Microsoft also hired Suleyman in March 2024. 

But what will MAI-1 be used for? That is not entirely clear yet, when OpenAI’s tech is already rooted in the CoPilot artificial intelligence Microsoft has baked into Windows 11 and the Microsoft 365 suite of Office apps. Microsoft’s investment in OpenAI to date is worth approximately £10.3bn. 

MAI-1 is far from the only non-OpenAI AI project in the works at Microsoft, though. 

In just the past few weeks we’ve seen Phi-3, an AI model designed to use lesser computing resources, and WizardLM-2. The latter was released in April and pulled down within hours after the team behind the release failed to adhere to Microsoft’s “toxicity testing” policies, according to WizardLM-2’s X account

Advances in AI is a competitive race and, as seen in Microsoft’s and Apple’s reliance on OpenAI to provide the technology – Microsoft having already jumped in, and Apple reportedly in talks to do so – some of the biggest tech companies have taken risks. 
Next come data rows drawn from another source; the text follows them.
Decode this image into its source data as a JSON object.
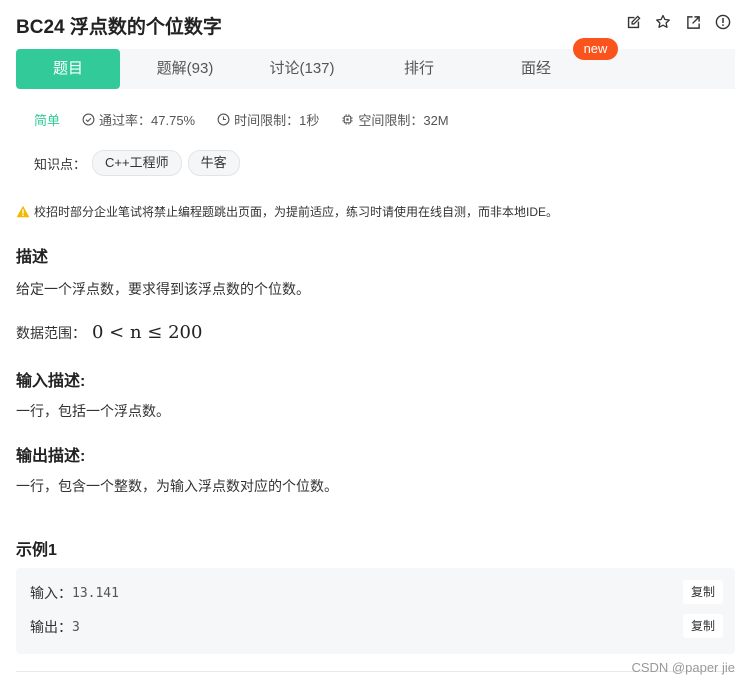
{
  "title": "BC24  浮点数的个位数字",
  "tabs": [
    {
      "label": "题目"
    },
    {
      "label": "题解(93)"
    },
    {
      "label": "讨论(137)"
    },
    {
      "label": "排行"
    },
    {
      "label": "面经"
    }
  ],
  "new_badge": "new",
  "meta": {
    "difficulty": "简单",
    "pass_rate": "通过率：47.75%",
    "time_limit": "时间限制：1秒",
    "space_limit": "空间限制：32M"
  },
  "knowledge": {
    "label": "知识点：",
    "tags": [
      "C++工程师",
      "牛客"
    ]
  },
  "notice": "校招时部分企业笔试将禁止编程题跳出页面，为提前适应，练习时请使用在线自测，而非本地IDE。",
  "description": {
    "heading": "描述",
    "text": "给定一个浮点数，要求得到该浮点数的个位数。",
    "range_label": "数据范围：",
    "range_math": "0 < n ≤ 200"
  },
  "input_desc": {
    "heading": "输入描述:",
    "text": "一行，包括一个浮点数。"
  },
  "output_desc": {
    "heading": "输出描述:",
    "text": "一行，包含一个整数，为输入浮点数对应的个位数。"
  },
  "example": {
    "heading": "示例1",
    "input_label": "输入：",
    "input_value": "13.141",
    "output_label": "输出：",
    "output_value": "3",
    "copy_label": "复制"
  },
  "watermark": "CSDN @paper jie",
  "colors": {
    "accent": "#32ca99",
    "badge": "#fa541c",
    "warning": "#f5b800"
  }
}
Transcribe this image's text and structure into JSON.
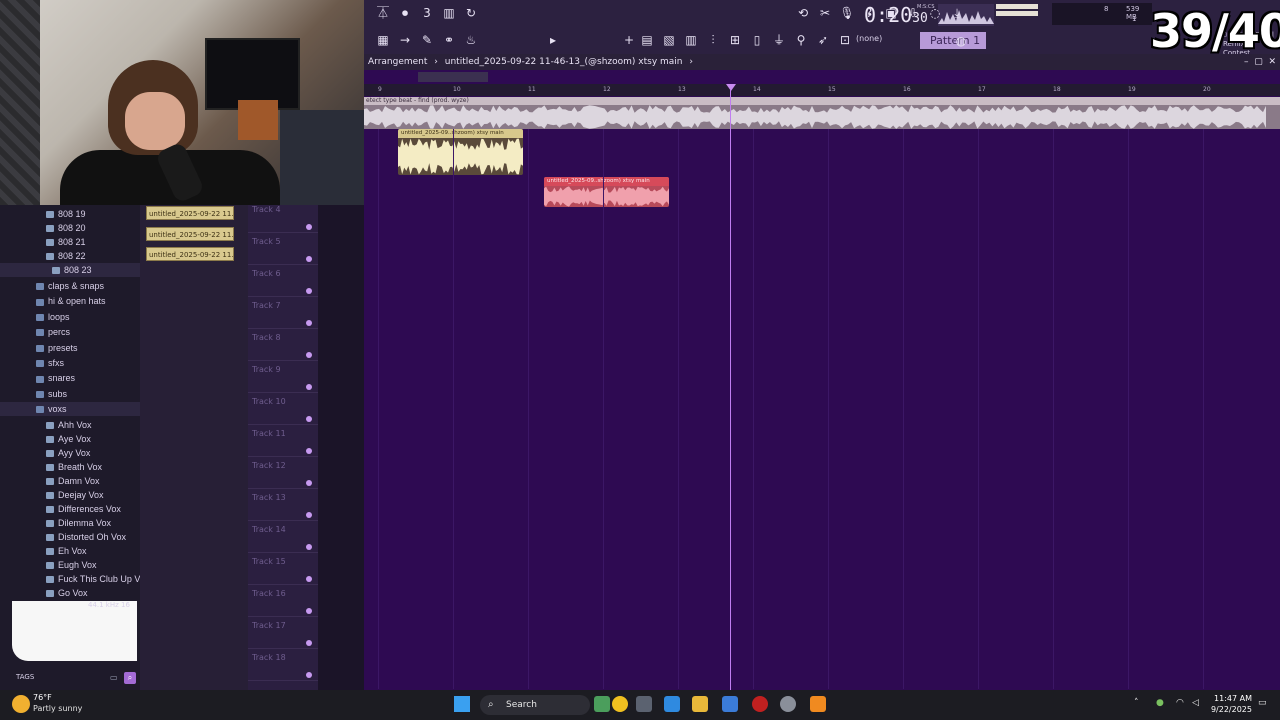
{
  "overlay": {
    "counter": "39/40"
  },
  "toolbar": {
    "time": "0:20",
    "time_frac": "30",
    "time_unit": "M:S:CS",
    "cpu_top": "8",
    "ram": "539 MB",
    "cpu_bottom": "1",
    "pattern_label": "Pattern 1",
    "snap_value": "(none)",
    "news_date": "08/27",
    "news_title": "DEDZII | Remix",
    "news_sub": "Contest"
  },
  "playlist": {
    "breadcrumb_root": "Arrangement",
    "breadcrumb_name": "untitled_2025-09-22 11-46-13_(@shzoom) xtsy main",
    "ruler_labels": [
      "9",
      "10",
      "11",
      "12",
      "13",
      "14",
      "15",
      "16",
      "17",
      "18",
      "19",
      "20"
    ],
    "audio_track_label": "etect type beat - find (prod. wyze)",
    "clip1_label": "untitled_2025-09..shzoom) xtsy main",
    "clip2_label": "untitled_2025-09..shzoom) xtsy main",
    "tracks": [
      "Track 4",
      "Track 5",
      "Track 6",
      "Track 7",
      "Track 8",
      "Track 9",
      "Track 10",
      "Track 11",
      "Track 12",
      "Track 13",
      "Track 14",
      "Track 15",
      "Track 16",
      "Track 17",
      "Track 18"
    ]
  },
  "channel_clips": [
    "untitled_2025-09-22 11...",
    "untitled_2025-09-22 11...",
    "untitled_2025-09-22 11..."
  ],
  "browser": {
    "items_808": [
      "808 19",
      "808 20",
      "808 21",
      "808 22",
      "808 23"
    ],
    "folders": [
      "claps & snaps",
      "hi & open hats",
      "loops",
      "percs",
      "presets",
      "sfxs",
      "snares",
      "subs",
      "voxs"
    ],
    "vox_files": [
      "Ahh Vox",
      "Aye Vox",
      "Ayy Vox",
      "Breath Vox",
      "Damn Vox",
      "Deejay Vox",
      "Differences Vox",
      "Dilemma Vox",
      "Distorted Oh Vox",
      "Eh Vox",
      "Eugh Vox",
      "Fuck This Club Up Vox",
      "Go Vox"
    ],
    "sample_rate": "44.1 kHz 16",
    "tags_label": "TAGS"
  },
  "taskbar": {
    "temp": "76°F",
    "weather": "Partly sunny",
    "search": "Search",
    "time": "11:47 AM",
    "date": "9/22/2025"
  }
}
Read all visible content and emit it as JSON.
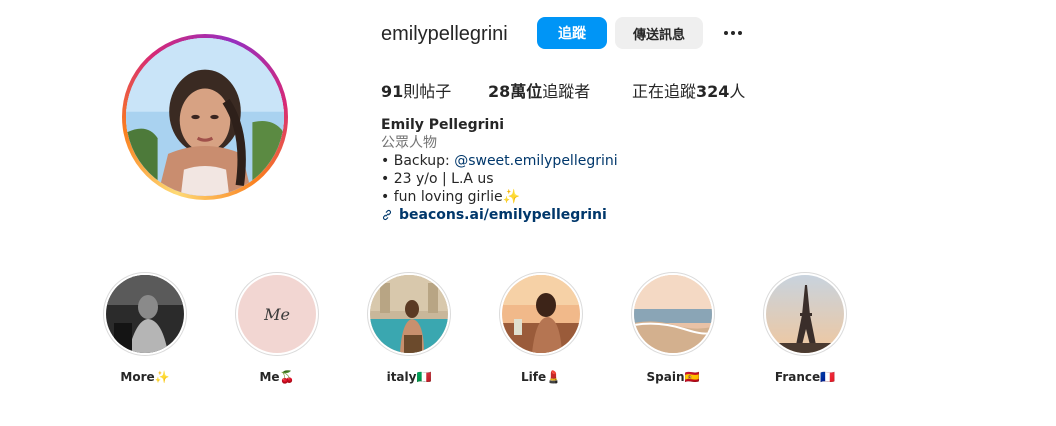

Apple is expected to make much more noise on its plans for AI with iOS 18. That will arrive later this year with the iPhone 16 family, but we will hear about it in June as part of the WWDC show.

It will reportedly make significant use of on-device artificial intelligence. By removing the need to send data to cloud servers for processing, Apple will be able to make strong privacy and security claims about its particular flavour of AI.